The epidural was put in but it was more painful than I remembered it being and that’s when I first started to feel nervous. If this could one thing could be different, what other surprises might there be? That thought scared me.
The part that I hate the most was coming up: they would wheel me into the operating room but make Matthew wait outside. I tried to think of a phrase that could comfort me and calm my nerves. That had worked with Jack’s delivery. So over and over again, I said to myself, “There’s nothing bad when you’re getting your baby.” I could block out the chatter of the nurses and ignore the numbness spreading down my legs. I was getting my baby. And then Matthew was there and I didn’t have to face it alone anymore. And then (so quickly, I was barely ready!), the doctor told Matthew to get his camera ready. And there she was! And before I knew it, I was no longer pregnant and this perfect angel, all 19.5 inches and 7 pounds 10 ounces of her, was in my arms.
Now at this point with my last baby, I knew the name instantly. I saw him and he was Jack. That didn’t happen this time. But I didn’t worry about it, I was just so happy that she was finally here. The surgery ended very quickly too (we can talk about staples vs. stitches another time if you’re interested) and I got to see her first bath and all this behind the scenes stuff that Matthew normally has to film for me to watch later. But we still didn’t know her name. We tried calling her one of our frontrunners for a bit but still hadn’t made the final decision. They let me nurse her but it wasn’t very long before this overwhelming nausea came over me. The nurse replaced the baby with a bag and some anti-nausea medication came in through my IV. It made me drowsy and I almost immediately fell asleep. When I woke up, Matthew was standing over me, holding his brand new daughter, and he whispered, “Elizabeth. I think her name is Caroline.”

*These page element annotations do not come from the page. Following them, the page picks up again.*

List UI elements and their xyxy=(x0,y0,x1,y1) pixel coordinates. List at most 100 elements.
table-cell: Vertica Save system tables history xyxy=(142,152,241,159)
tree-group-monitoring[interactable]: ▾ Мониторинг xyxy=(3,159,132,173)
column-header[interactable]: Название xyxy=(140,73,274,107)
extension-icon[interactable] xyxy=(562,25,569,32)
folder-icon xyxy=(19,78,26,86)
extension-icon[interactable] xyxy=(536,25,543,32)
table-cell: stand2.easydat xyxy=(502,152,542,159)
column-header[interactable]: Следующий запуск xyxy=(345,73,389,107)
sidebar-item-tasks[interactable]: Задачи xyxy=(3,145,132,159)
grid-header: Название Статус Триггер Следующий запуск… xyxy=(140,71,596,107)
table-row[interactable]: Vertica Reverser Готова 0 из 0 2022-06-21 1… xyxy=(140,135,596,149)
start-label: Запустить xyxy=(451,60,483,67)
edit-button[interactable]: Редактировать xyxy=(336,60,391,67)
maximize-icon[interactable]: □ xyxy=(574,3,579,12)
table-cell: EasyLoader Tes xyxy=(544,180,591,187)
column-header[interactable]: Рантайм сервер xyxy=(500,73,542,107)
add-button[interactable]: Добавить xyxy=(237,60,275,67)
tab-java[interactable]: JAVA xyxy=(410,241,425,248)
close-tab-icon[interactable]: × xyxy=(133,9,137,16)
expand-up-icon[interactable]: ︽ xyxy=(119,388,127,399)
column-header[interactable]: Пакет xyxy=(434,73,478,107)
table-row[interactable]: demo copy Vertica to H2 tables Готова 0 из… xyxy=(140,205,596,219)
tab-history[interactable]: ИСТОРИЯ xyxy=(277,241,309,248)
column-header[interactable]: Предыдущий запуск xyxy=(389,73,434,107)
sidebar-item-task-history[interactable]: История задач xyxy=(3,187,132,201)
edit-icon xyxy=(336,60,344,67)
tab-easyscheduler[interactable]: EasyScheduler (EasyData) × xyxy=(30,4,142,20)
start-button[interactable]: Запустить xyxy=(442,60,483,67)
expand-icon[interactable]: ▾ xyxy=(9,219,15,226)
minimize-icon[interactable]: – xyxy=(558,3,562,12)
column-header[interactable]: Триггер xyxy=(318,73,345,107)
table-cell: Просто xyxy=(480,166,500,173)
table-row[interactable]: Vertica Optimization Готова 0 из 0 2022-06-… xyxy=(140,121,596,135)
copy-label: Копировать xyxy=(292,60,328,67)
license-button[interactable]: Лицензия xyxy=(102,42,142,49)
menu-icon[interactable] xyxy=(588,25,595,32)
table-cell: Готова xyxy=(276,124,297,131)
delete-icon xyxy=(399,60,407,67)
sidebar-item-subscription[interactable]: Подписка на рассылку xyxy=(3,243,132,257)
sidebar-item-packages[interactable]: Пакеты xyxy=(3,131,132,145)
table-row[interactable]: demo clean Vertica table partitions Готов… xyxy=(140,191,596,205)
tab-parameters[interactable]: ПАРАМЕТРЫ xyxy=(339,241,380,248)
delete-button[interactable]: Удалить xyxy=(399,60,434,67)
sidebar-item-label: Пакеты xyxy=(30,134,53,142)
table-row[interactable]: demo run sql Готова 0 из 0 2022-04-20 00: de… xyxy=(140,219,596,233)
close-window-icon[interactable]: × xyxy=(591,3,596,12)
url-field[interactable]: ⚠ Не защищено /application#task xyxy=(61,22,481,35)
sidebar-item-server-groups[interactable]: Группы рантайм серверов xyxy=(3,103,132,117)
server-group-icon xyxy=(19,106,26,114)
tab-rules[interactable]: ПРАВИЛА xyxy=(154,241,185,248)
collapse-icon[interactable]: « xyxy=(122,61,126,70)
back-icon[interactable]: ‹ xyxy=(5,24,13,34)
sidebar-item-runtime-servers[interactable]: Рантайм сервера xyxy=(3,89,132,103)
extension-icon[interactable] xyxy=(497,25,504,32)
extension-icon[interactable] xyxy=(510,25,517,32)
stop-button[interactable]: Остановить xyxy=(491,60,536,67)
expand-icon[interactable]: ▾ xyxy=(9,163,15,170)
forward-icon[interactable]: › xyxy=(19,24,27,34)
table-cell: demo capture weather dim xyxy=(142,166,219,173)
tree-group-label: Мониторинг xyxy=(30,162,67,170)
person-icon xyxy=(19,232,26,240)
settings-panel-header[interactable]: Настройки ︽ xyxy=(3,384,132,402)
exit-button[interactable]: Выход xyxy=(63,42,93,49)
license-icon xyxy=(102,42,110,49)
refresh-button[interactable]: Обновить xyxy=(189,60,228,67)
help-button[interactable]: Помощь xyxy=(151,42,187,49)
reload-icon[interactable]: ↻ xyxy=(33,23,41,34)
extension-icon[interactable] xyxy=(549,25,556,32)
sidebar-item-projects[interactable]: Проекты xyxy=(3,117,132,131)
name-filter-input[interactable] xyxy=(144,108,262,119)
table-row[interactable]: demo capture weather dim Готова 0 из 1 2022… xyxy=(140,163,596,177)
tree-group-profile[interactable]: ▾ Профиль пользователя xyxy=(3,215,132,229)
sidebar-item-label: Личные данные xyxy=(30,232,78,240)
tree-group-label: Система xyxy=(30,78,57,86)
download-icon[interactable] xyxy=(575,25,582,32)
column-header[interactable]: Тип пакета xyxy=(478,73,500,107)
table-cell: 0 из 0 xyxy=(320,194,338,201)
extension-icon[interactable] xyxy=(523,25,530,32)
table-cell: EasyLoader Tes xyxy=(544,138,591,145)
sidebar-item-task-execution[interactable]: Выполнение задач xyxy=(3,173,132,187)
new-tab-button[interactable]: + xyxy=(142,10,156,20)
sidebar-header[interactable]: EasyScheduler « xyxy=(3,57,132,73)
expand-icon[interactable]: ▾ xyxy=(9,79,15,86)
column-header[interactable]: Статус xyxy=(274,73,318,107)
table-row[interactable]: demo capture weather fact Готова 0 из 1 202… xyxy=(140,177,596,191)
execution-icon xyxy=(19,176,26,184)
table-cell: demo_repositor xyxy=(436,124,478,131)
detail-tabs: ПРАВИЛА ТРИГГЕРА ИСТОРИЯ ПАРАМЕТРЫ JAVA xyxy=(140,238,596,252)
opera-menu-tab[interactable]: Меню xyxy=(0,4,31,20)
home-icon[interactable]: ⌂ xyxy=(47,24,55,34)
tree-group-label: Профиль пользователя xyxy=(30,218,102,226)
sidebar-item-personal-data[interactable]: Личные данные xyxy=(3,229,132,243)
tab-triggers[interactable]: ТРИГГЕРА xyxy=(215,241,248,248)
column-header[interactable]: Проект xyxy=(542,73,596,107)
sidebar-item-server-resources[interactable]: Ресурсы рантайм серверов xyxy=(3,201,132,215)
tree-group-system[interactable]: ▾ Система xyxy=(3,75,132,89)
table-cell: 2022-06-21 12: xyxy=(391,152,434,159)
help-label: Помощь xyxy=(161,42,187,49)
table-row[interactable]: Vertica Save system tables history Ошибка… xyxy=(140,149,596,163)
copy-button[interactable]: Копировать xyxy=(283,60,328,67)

I couldn’t believe it. We’d discussed the name before but it was always one of my top choices, not his. You see, my little sister is named Caroline. And she’s my best friend in the entire world. And naming a daughter after her was a childhood thought I’d always had. It was a dream I’d forgotten I ever had, coming true. Matthew told We’d known the middle name for almost my entire pregnancy, before we even knew we were having a girl. Kay is my father-in-law and he has always been so great to me. He has always accepted me; he is loyal and kind and I really wanted to honor him. So Caroline Kay Burton was born on September 10th, 2020. The sweetest name for the sweetest girl.
A few months ago, I worried that a scheduled c-section, something I’d never experienced, wouldn’t be a meaningful experience. It would be sterile and impersonal, like applying for a loan at the bank. I didn’t feel any confusion about Ella’s c-section because it had been an emergency. Jack’s was a strange situation where the birth plan was considered unsafe and I chose to listen to the doctor’s recommendation. I could live with those. But a panic started to set in that with this c-section being nearly dictated to me, I would feel out of control and that my baby’s arrival would be ruined by the circumstances. I couldn’t have been more wrong. Babies are so pure and perfect, they have this power to heal wounds you don’t even have yet. There’s nothing bad when you’re getting your baby, indeed.
I’m still recovering from the c-section but I would go through much worse over and over again for the privilege of bringing these kids into our family. It’s a heavy task but a noble calling and I’m grateful for the opportunity to have done it safely once more.